VGAC II, Grove and their respective directors, executive officers, other members of management, and employees, under SEC rules, may be deemed to be participants in the solicitation of proxies of VGAC II’s shareholders in connection with the business combination. Information regarding the persons who may, under SEC rules, be deemed participants in the solicitation of VGAC II’s shareholders in connection with the business combination will be set forth in VGAC II’s registration statement on Form S-4, including a proxy statement/prospectus, when it is filed with the SEC. Investors and security holders may obtain more detailed information regarding the names and interests in the business combination of VGAC II’s directors and officers in VGAC II’s filings with the SEC and such information will also be in the registration statement to be filed with the SEC by VGAC II, which will include the proxy statement/prospectus of VGAC II for the business combination.
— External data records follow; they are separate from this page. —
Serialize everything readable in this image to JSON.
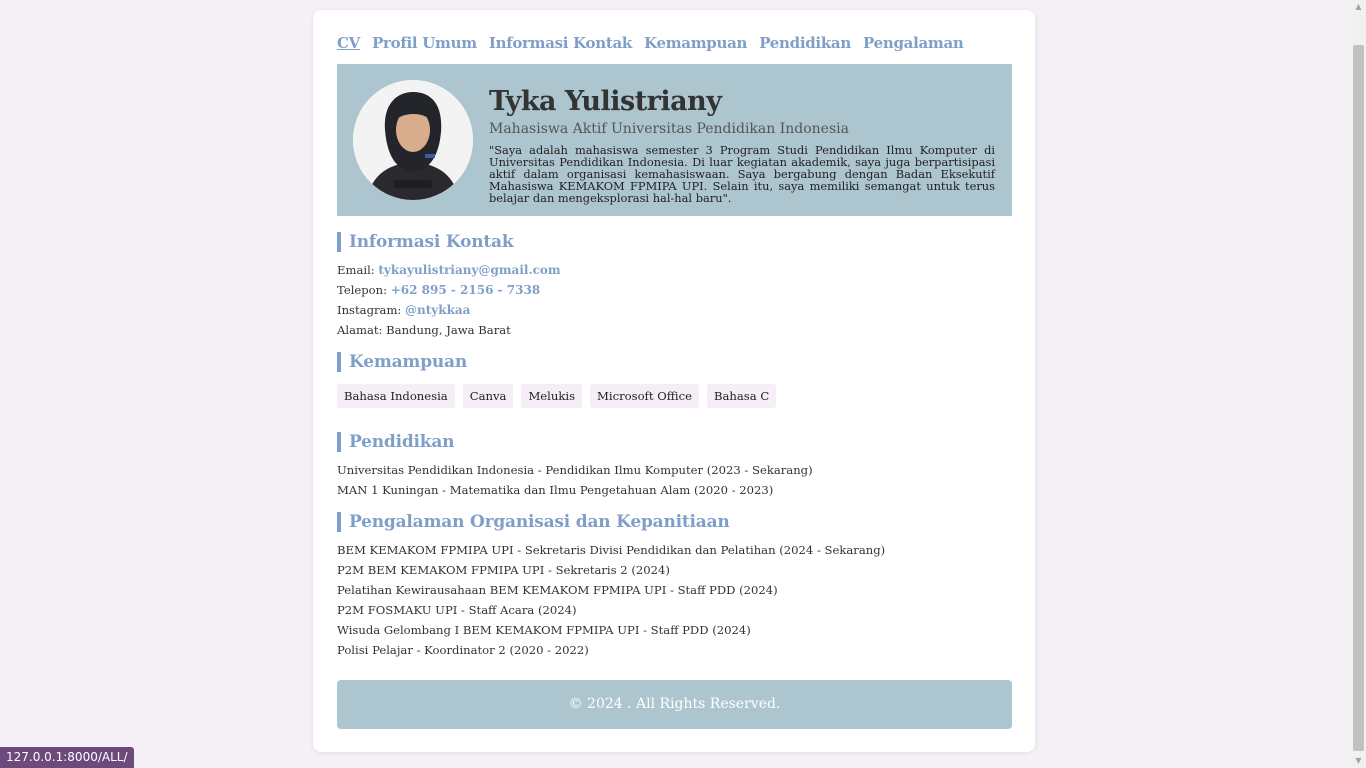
{
  "nav": {
    "items": [
      "CV",
      "Profil Umum",
      "Informasi Kontak",
      "Kemampuan",
      "Pendidikan",
      "Pengalaman"
    ]
  },
  "profile": {
    "name": "Tyka Yulistriany",
    "subtitle": "Mahasiswa Aktif Universitas Pendidikan Indonesia",
    "description": "\"Saya adalah mahasiswa semester 3 Program Studi Pendidikan Ilmu Komputer di Universitas Pendidikan Indonesia. Di luar kegiatan akademik, saya juga berpartisipasi aktif dalam organisasi kemahasiswaan. Saya bergabung dengan Badan Eksekutif Mahasiswa KEMAKOM FPMIPA UPI. Selain itu, saya memiliki semangat untuk terus belajar dan mengeksplorasi hal-hal baru\"."
  },
  "contact": {
    "title": "Informasi Kontak",
    "email_label": "Email:",
    "email": "tykayulistriany@gmail.com",
    "phone_label": "Telepon:",
    "phone": "+62 895 - 2156 - 7338",
    "instagram_label": "Instagram:",
    "instagram": "@ntykkaa",
    "address_label": "Alamat:",
    "address": "Bandung, Jawa Barat"
  },
  "skills": {
    "title": "Kemampuan",
    "items": [
      "Bahasa Indonesia",
      "Canva",
      "Melukis",
      "Microsoft Office",
      "Bahasa C"
    ]
  },
  "education": {
    "title": "Pendidikan",
    "items": [
      "Universitas Pendidikan Indonesia - Pendidikan Ilmu Komputer (2023 - Sekarang)",
      "MAN 1 Kuningan - Matematika dan Ilmu Pengetahuan Alam (2020 - 2023)"
    ]
  },
  "experience": {
    "title": "Pengalaman Organisasi dan Kepanitiaan",
    "items": [
      "BEM KEMAKOM FPMIPA UPI - Sekretaris Divisi Pendidikan dan Pelatihan (2024 - Sekarang)",
      "P2M BEM KEMAKOM FPMIPA UPI - Sekretaris 2 (2024)",
      "Pelatihan Kewirausahaan BEM KEMAKOM FPMIPA UPI - Staff PDD (2024)",
      "P2M FOSMAKU UPI - Staff Acara (2024)",
      "Wisuda Gelombang I BEM KEMAKOM FPMIPA UPI - Staff PDD (2024)",
      "Polisi Pelajar - Koordinator 2 (2020 - 2022)"
    ]
  },
  "footer": {
    "text": "© 2024 . All Rights Reserved."
  },
  "status_url": "127.0.0.1:8000/ALL/",
  "colors": {
    "accent": "#7f9fc8",
    "hero_bg": "#acc5cf",
    "page_bg": "#f6f0f7",
    "chip_bg": "#f6eef6",
    "statusbar_bg": "#6c4a7c"
  },
  "icons": [
    "profile-photo",
    "scroll-up-arrow-icon",
    "scroll-down-arrow-icon"
  ]
}
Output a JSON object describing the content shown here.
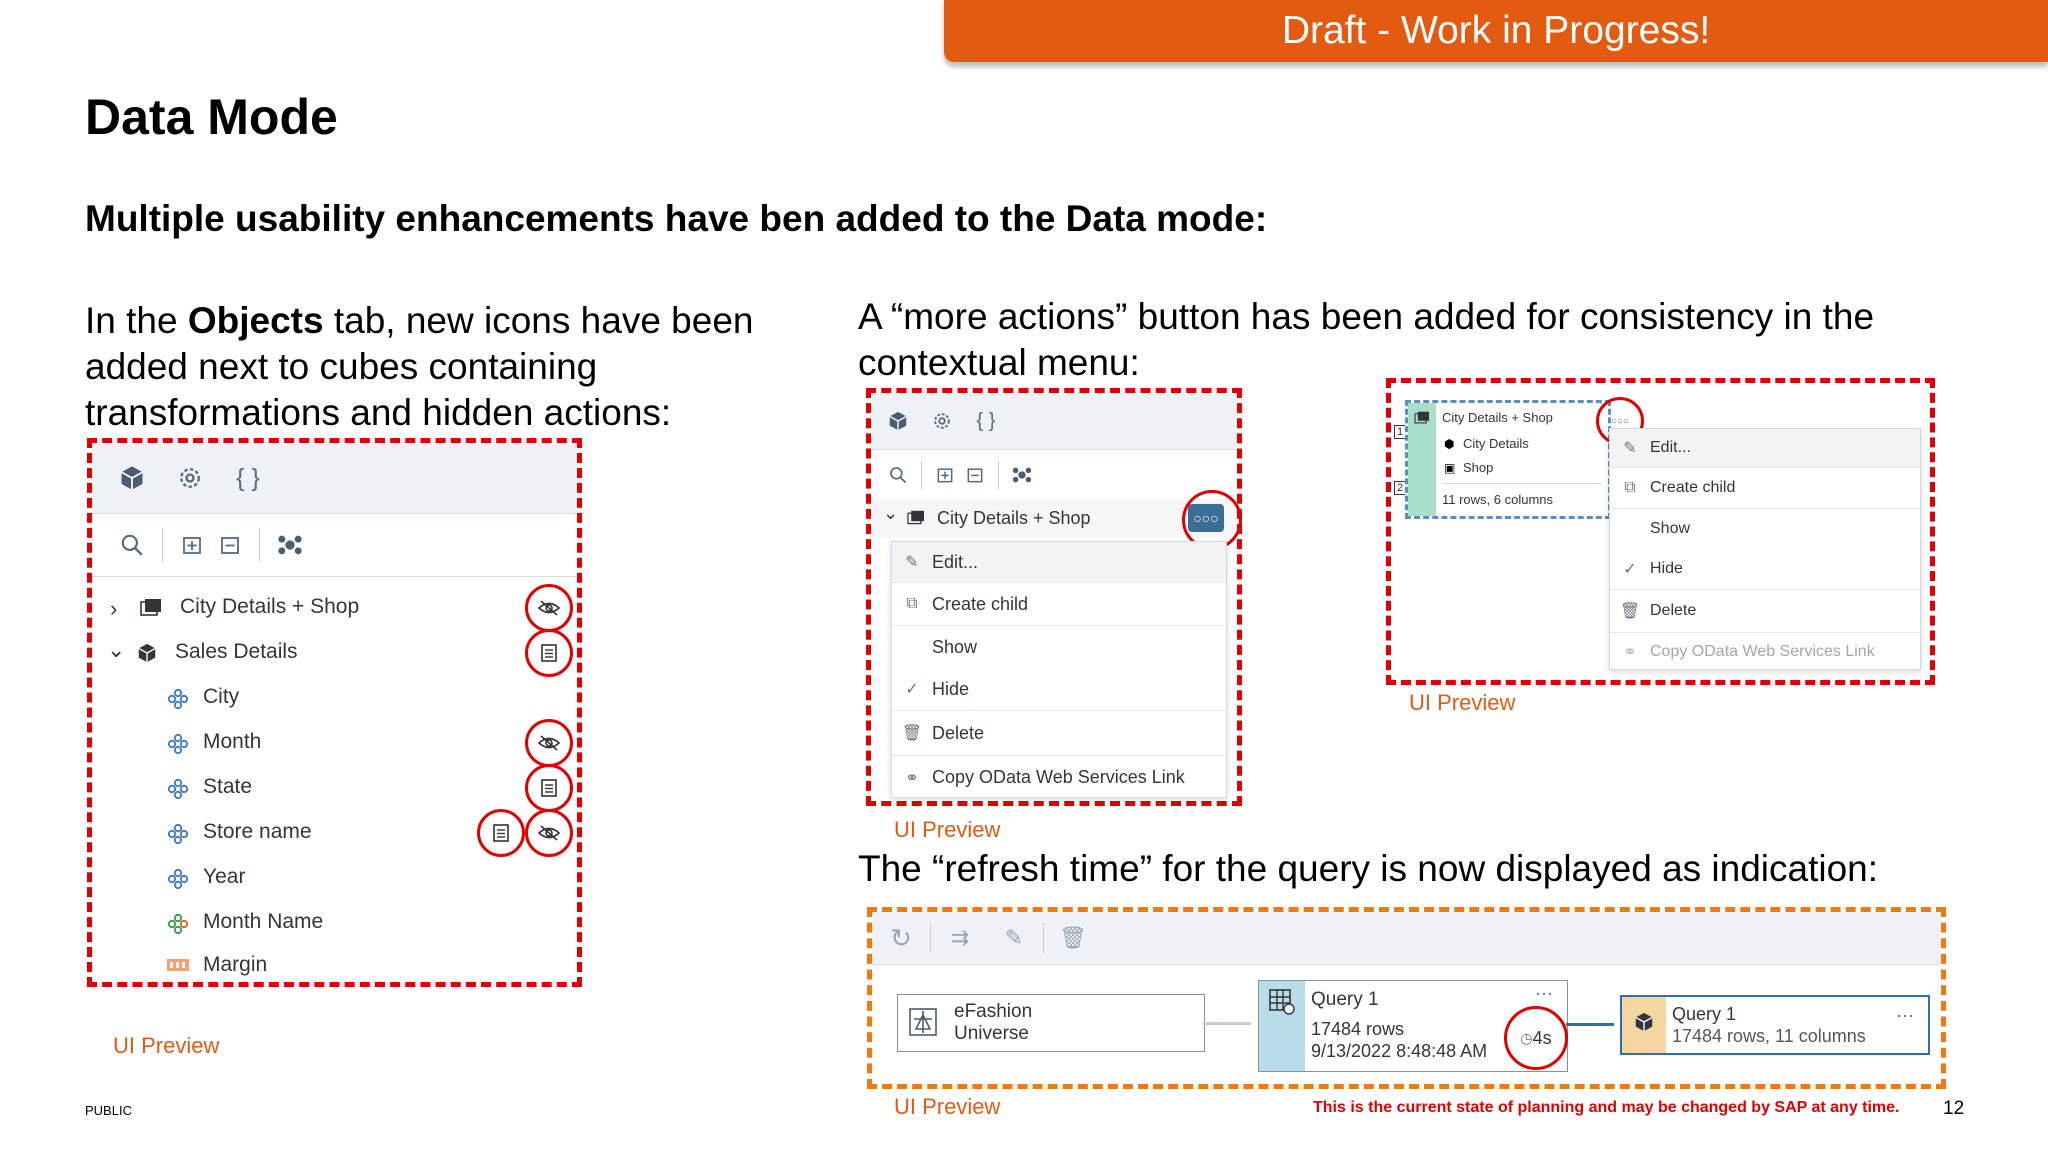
{
  "banner": {
    "text": "Draft - Work in Progress!"
  },
  "title": "Data Mode",
  "subtitle": "Multiple usability enhancements have ben added to the Data mode:",
  "left_text": {
    "part1": "In the ",
    "bold": "Objects",
    "part2": " tab, new icons have been added next to cubes containing transformations and hidden actions:"
  },
  "middle_text": "A “more actions” button has been added for consistency in the contextual menu:",
  "bottom_text": "The “refresh time” for the query is now displayed as indication:",
  "preview_label": "UI Preview",
  "footer": {
    "public": "PUBLIC",
    "disclaimer": "This is the current state of planning and may be changed by SAP at any time.",
    "page": "12"
  },
  "objects_panel": {
    "tabs": [
      "cube-icon",
      "gear-icon",
      "braces-icon"
    ],
    "tools": [
      "search-icon",
      "expand-all-icon",
      "collapse-all-icon",
      "hierarchy-icon"
    ],
    "items": [
      {
        "label": "City Details + Shop",
        "type": "cube",
        "expanded": false,
        "indicators": [
          "hidden-icon"
        ]
      },
      {
        "label": "Sales Details",
        "type": "cube",
        "expanded": true,
        "indicators": [
          "transformation-icon"
        ]
      },
      {
        "label": "City",
        "type": "dimension",
        "indicators": []
      },
      {
        "label": "Month",
        "type": "dimension",
        "indicators": [
          "hidden-icon"
        ]
      },
      {
        "label": "State",
        "type": "dimension",
        "indicators": [
          "transformation-icon"
        ]
      },
      {
        "label": "Store name",
        "type": "dimension",
        "indicators": [
          "transformation-icon",
          "hidden-icon"
        ]
      },
      {
        "label": "Year",
        "type": "dimension",
        "indicators": []
      },
      {
        "label": "Month Name",
        "type": "calculated-dimension",
        "indicators": []
      },
      {
        "label": "Margin",
        "type": "measure",
        "indicators": []
      }
    ]
  },
  "context_menu": {
    "tree_item": "City Details + Shop",
    "items": [
      {
        "label": "Edit...",
        "icon": "pencil-icon"
      },
      {
        "label": "Create child",
        "icon": "create-child-icon"
      },
      {
        "label": "Show",
        "icon": ""
      },
      {
        "label": "Hide",
        "icon": "checkmark-icon"
      },
      {
        "label": "Delete",
        "icon": "trash-icon"
      },
      {
        "label": "Copy OData Web Services Link",
        "icon": "link-icon"
      }
    ]
  },
  "context_menu_small": {
    "node_title": "City Details + Shop",
    "node_rows": [
      "City Details",
      "Shop"
    ],
    "node_info": "11 rows, 6 columns",
    "row_markers": [
      "1",
      "2"
    ],
    "items": [
      {
        "label": "Edit...",
        "disabled": false
      },
      {
        "label": "Create child",
        "disabled": false
      },
      {
        "label": "Show",
        "disabled": false
      },
      {
        "label": "Hide",
        "disabled": false
      },
      {
        "label": "Delete",
        "disabled": false
      },
      {
        "label": "Copy OData Web Services Link",
        "disabled": true
      }
    ]
  },
  "flow": {
    "toolbar": [
      "refresh-icon",
      "shuffle-icon",
      "pencil-icon",
      "trash-icon"
    ],
    "universe": {
      "line1": "eFashion",
      "line2": "Universe"
    },
    "query": {
      "title": "Query 1",
      "rows": "17484 rows",
      "timestamp": "9/13/2022 8:48:48 AM",
      "refresh_time": "4s",
      "more": "···"
    },
    "result": {
      "title": "Query 1",
      "info": "17484 rows, 11 columns",
      "more": "···"
    }
  }
}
Caution Concerning Forward-Looking Statements


This communication may contain forward-looking statements within the meaning of Section 27A of the Securities Act of 1933, as amended, and Section 21E of the Securities Exchange Act of 1934, as amended, including statements regarding our or our management team’s expectations, hopes, beliefs, intentions, plans, prospects or strategies regarding the future, including possible business combinations, revenue growth and financial performance, product expansion and services. Any statements contained herein that are not statements of historical fact may be deemed to be forward-looking statements. In addition, any statements that refer to projections, forecasts or other characterizations of future events or circumstances, including any underlying assumptions, are forward-looking statements. The words “anticipate,” “believe,” “continue,” “could,” “estimate,” “expect,” “intends,” “may,” “might,” “plan,” “possible,” “potential,” “predict,” “project,” “should,” “would” and similar expressions may identify forward-looking statements, but the absence of these words does not mean that a statement is not forward-looking. The forward-looking statements that may be contained in this communication are based on our current expectations and beliefs made by the management of VGAC II and Grove in light of their respective experience and their perception of historical trends, current conditions and expected future developments and their potential effects on VGAC II and Grove as well as other factors they believe are appropriate in the circumstances. There can be no assurance that future developments affecting VGAC II or Grove will be those that we have anticipated. These forward-looking statements involve a number of risks, uncertainties (some of which are beyond the control of the parties) or other assumptions that may




cause actual results or performance to be materially different from those expressed or implied by these forward-looking statements, including that the VGAC II stockholders will approve the transaction, regulatory approvals, product and service acceptance, and that, Grove will have sufficient capital upon the approval of the transaction to operate as anticipated. Should one or more of these risks or uncertainties materialize, or should any of our assumptions prove incorrect, actual results may vary in material respects from those projected in these forward-looking statements. Additional factors that could cause actual results to differ are discussed under the heading “Risk Factors” and in other sections of VGAC II’s filings with the SEC, and in VGAC II’s current and periodic reports filed or furnished from time to time with the SEC. All forward-looking statements in this communication are made as of the date hereof, based on information available to VGAC II and Grove as of the date hereof, and VGAC II and Grove assume no obligation to update any forward-looking statement, whether as a result of new information, future events or otherwise, except as may be required under applicable securities laws.